A recent report from Google has unveiled alarming trends in cyber-espionage, highlighting a surge in attacks directed at the defence industry and its employees. This analysis, released ahead of the Munich Security Conference, reveals a sophisticated landscape of threats that extend beyond traditional targets, encompassing broader industrial sectors in both the United States and Europe.
Escalating Cyber Threats
Google’s threat intelligence team has documented a “relentless barrage” of cyber operations aimed primarily at the industrial supply chains of the EU and the US. Luke McNamara, an analyst at Google, emphasised the evolution of these threats, noting a shift towards more personalised attacks targeting individuals directly involved in the defence sector. This trend complicates detection, as many incidents now occur on personal devices, bypassing corporate networks.
McNamara pointed out that the focus on personnel has become a significant aspect of these cyber operations. “It’s harder to detect these threats when it’s happening on an employee’s personal system, right?” he explained. “The whole personnel piece has become one of the major themes.”
Broader Targets and Tactics
The report highlights an alarming trend of extortion campaigns targeting smaller entities not directly linked to defence, such as manufacturers of automobiles and ball bearings. This suggests that hackers are expanding their focus beyond major defence contractors to include a wider array of industrial players.
One notable incident linked to Russian intelligence showcases the extensive reach of these cyber-attacks. Hackers attempted to gather sensitive information by spoofing the websites of numerous leading defence contractors across various nations, including the UK, US, Germany, and South Korea. Additionally, Russian groups have developed targeted hacks to compromise the accounts of Ukrainian military personnel and journalists, employing methods that could easily be adapted by other malicious actors.

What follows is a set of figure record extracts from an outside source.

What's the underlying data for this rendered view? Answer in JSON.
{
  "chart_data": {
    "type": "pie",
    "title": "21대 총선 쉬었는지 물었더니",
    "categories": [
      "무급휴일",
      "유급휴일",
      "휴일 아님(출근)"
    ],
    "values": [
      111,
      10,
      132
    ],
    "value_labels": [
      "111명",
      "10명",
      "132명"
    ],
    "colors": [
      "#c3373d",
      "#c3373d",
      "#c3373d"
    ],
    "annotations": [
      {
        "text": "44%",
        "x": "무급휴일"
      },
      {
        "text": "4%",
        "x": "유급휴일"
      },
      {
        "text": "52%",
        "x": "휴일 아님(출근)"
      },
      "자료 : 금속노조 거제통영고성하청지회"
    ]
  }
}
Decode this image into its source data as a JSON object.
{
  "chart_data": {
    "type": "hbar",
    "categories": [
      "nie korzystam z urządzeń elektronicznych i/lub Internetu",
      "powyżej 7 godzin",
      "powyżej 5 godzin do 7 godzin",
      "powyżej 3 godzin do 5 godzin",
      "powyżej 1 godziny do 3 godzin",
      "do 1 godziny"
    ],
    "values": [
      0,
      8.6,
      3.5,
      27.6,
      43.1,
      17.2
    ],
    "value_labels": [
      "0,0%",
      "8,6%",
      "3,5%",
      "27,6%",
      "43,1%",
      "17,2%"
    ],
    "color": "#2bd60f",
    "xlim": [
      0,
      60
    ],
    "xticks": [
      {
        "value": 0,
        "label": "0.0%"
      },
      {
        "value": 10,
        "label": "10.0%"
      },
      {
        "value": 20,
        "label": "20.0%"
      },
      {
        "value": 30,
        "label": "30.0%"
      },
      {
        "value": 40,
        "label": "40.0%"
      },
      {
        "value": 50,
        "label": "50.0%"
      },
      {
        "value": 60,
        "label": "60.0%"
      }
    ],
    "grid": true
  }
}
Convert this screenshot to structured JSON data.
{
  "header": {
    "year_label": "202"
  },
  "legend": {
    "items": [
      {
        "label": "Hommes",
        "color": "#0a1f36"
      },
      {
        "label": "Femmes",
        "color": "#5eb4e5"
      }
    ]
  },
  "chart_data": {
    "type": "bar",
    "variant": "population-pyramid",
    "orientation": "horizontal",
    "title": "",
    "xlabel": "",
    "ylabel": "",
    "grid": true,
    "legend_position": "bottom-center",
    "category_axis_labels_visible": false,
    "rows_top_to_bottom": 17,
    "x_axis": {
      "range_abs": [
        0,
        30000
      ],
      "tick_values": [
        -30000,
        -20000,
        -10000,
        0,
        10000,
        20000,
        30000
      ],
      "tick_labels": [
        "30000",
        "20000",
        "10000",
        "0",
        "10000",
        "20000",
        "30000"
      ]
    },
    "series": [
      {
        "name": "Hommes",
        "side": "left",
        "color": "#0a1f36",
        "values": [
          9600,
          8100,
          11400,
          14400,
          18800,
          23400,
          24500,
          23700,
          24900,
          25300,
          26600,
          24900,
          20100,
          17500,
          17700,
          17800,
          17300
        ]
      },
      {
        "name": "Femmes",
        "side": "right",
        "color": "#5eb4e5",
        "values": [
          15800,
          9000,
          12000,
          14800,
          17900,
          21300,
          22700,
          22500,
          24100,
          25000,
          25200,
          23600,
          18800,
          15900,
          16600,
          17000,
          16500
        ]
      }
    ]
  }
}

Specific Threats to Ukraine
The situation is particularly critical in Ukraine, where Dr. Ilona Khmeleva, secretary of the Economic Security Council, reported a staggering 37% increase in cyber incidents from 2024 to 2025. Many of these attacks have been highly personalised, with potential targets monitored for extended periods prior to an assault. Such tactics underscore the evolving nature of cyber threats, which increasingly target individuals rather than solely focusing on organisational vulnerabilities.
Moreover, Ukrainian frontline drone units have faced exceptionally targeted attacks from hackers impersonating legitimate drone manufacturers or training programmes. This trend not only highlights the sophistication of the attacks but also raises questions about the security of critical military infrastructure.
Global Implications of Cyber-Espionage
The implications of these cyber-espionage campaigns extend far beyond Europe. North Korean hackers have been reported to impersonate corporate recruiters, utilising AI to profile potential targets within defence companies. Their efforts have proven effective, with over 100 US firms reportedly hiring these infiltrators as “remote IT workers,” ostensibly to fund the North Korean regime.
Iranian state-sponsored groups have similarly resorted to creating fraudulent job portals, aiming to extract credentials from employees of defence firms. Meanwhile, APT5, a group with ties to China, has been targeting aerospace and defence personnel with highly tailored communications, further exemplifying the global scale of the threat.
Dr. Khmeleva noted that as Western technologies and investments become integrated into Ukraine—particularly through military support and collaborative industrial efforts—the pool of potential victims expands significantly. “Employees of foreign companies, contractors, engineers, and consultants involved in Ukraine-related projects may also become targets, making this a transnational security issue, not a purely national one,” she stated.
Why it Matters
The findings of Google’s report reveal a concerning shift in the landscape of cyber-espionage, where attackers are increasingly targeting individuals and smaller companies, thereby broadening the threat horizon. This evolution poses significant risks not only to the defence sector but also to global security and economic stability. As these sophisticated attacks continue to proliferate, organisations across various industries must enhance their cyber-defence strategies to safeguard sensitive information and personnel against an ever-evolving array of threats.